Johnson and Johnson once again leads the pack in well designed shareholder communications. Take a look at their proxy statement from April of this year – you can also click to enlarge the picture of page 1 shown at left.
Rob Berrick of Dix and Eaton recently blogged on the merits of the redesigned proxy saying ” the additions of the “at a glance” content (see pages 5 or 36, for example) enhances the transparency of document by infusing it with some much needed/long-awaited “plain” English. ” I agree with Rob that the use of plain English is a key benefit of the new design – but one could say that the entire design structure works together to make a complex document more approachable and useful.
The typography isn’t fancy but it is well done and consistent. They have made appropriate use of icons and graphics throughout the document and there is a suitable amount of white space. Johnson and Johnson did not try to save a couple of pennies per proxy by cramming information onto fewer pages. There is still an opportunity to use color more effectively – particularly in the online versions of documents. Since their brand color is red – it is not particularly useful as a differentiating color in anything that might be photocopied or faxed, but, it certainly stands out from black in a PDF and can draw the eye to key points or provide additional navigational guidance through the long document.
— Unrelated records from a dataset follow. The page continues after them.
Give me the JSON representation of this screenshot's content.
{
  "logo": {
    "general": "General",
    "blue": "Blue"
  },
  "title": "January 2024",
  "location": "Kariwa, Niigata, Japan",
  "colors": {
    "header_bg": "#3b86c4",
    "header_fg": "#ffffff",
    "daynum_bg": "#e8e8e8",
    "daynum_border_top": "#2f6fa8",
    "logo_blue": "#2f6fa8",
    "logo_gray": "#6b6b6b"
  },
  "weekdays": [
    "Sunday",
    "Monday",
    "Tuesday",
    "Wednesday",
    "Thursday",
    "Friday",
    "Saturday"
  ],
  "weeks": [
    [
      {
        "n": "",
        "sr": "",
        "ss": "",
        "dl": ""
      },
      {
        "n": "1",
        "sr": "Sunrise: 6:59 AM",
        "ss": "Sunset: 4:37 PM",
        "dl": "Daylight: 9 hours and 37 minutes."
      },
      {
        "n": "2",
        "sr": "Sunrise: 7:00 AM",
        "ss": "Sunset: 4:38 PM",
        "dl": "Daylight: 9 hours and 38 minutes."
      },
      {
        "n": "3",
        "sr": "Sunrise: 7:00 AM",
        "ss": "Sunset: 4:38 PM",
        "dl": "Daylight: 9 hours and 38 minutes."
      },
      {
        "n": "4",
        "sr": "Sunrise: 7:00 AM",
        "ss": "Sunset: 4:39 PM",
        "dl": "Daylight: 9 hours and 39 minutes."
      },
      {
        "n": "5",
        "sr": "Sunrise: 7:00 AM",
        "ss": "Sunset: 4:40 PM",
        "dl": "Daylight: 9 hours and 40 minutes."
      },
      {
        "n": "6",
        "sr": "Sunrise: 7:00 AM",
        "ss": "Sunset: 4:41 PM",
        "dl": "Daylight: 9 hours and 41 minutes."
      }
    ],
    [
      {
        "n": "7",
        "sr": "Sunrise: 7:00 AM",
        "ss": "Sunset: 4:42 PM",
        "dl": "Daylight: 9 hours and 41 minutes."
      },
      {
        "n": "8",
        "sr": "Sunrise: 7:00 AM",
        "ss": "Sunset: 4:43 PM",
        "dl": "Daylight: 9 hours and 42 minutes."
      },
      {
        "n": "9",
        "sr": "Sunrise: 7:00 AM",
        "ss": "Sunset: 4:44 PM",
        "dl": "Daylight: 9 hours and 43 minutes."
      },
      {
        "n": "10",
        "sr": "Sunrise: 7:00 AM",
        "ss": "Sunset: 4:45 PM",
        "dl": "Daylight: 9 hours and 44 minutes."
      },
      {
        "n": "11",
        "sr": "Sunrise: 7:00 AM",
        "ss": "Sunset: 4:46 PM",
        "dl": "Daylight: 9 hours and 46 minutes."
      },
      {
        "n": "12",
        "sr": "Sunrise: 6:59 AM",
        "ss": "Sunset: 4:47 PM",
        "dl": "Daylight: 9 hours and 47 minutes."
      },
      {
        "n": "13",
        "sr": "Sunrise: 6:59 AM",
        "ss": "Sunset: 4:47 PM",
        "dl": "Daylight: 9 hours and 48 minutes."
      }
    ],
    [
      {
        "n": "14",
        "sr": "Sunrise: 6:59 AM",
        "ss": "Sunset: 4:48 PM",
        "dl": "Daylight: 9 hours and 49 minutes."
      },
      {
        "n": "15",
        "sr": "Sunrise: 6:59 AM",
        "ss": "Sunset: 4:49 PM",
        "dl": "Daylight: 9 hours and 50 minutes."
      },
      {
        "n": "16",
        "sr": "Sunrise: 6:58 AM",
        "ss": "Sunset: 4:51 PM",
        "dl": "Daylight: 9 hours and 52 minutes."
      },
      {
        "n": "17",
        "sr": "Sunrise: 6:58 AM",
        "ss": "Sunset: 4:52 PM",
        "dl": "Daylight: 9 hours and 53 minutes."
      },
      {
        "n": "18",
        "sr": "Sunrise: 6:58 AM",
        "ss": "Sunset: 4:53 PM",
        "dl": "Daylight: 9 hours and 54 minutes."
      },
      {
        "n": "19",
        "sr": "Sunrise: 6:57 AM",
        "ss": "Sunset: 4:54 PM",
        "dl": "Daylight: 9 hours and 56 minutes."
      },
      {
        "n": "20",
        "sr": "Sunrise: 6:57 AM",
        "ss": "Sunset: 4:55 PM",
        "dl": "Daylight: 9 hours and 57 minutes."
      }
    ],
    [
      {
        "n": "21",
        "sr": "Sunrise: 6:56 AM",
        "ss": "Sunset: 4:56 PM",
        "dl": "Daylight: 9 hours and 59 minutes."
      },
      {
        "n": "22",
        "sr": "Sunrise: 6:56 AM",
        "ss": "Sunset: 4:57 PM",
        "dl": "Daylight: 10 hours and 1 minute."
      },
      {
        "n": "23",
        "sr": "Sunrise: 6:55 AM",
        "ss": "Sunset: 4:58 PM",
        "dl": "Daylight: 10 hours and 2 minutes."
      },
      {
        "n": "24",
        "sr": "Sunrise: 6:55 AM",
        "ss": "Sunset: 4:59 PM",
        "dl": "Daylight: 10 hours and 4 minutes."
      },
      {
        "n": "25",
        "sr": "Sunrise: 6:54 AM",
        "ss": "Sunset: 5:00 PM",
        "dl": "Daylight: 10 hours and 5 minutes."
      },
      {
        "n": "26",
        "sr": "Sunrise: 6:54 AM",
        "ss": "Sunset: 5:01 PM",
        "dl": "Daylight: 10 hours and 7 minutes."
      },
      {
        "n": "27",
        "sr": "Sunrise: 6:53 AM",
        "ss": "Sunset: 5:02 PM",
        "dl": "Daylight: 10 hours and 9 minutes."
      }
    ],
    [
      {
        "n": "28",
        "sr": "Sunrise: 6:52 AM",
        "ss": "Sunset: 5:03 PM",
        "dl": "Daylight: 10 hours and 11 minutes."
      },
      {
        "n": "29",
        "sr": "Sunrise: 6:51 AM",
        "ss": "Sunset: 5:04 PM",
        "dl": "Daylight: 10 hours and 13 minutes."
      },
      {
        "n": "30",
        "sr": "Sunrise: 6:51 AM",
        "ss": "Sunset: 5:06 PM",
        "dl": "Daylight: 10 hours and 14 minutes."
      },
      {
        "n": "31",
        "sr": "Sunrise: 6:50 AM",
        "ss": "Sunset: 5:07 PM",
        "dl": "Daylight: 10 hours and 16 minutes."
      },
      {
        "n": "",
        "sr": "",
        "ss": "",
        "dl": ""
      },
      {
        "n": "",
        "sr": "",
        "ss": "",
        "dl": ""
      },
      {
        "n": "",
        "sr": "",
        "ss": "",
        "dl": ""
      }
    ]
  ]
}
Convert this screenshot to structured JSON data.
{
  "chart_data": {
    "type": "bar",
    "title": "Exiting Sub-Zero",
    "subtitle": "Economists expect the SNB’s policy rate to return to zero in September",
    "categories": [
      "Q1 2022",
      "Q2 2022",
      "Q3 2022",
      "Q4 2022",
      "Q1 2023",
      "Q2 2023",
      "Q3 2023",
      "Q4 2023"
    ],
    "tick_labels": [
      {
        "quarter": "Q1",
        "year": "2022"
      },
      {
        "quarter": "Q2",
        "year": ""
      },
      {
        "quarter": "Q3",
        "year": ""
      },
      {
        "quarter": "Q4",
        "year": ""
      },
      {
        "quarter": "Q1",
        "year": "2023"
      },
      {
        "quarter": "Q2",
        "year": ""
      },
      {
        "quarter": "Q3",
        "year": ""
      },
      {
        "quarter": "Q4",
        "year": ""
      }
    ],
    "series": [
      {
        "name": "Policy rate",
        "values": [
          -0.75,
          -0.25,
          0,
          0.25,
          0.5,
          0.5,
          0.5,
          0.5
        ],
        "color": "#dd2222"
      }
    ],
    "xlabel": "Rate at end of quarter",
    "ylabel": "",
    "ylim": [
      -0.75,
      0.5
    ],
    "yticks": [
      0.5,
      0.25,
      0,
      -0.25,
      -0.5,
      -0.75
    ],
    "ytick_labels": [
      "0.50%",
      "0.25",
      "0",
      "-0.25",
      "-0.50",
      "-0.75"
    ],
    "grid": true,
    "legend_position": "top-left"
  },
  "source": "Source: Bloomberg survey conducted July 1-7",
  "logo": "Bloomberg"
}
Another point of note is that there are barcodes (QR) sprinkled throughout the document intended to allow viewers of the print version of the document to quickly access the online document via their mobile device – however I did not see any instructions for use of the code. In keeping with the multi-channel theme, Johnson and Johnson also made the shareholder meeting available as a live webcast and will have the recorded webcast available on their website for 3 months. Doug Chia, Johnson & Johnson’s Corporate Secretary was one of the first Corporate Secretaries I am aware of who embraced social media (Follow him on Twitter @DougChia ). It’s good to know that his communications savvy includes traditional media like print (and I suppose PDFs are more traditional than new these days as well.) This kind of clear communication is good for companies and their shareholders. I hope more companies will follow J&J’s lead in the coming year.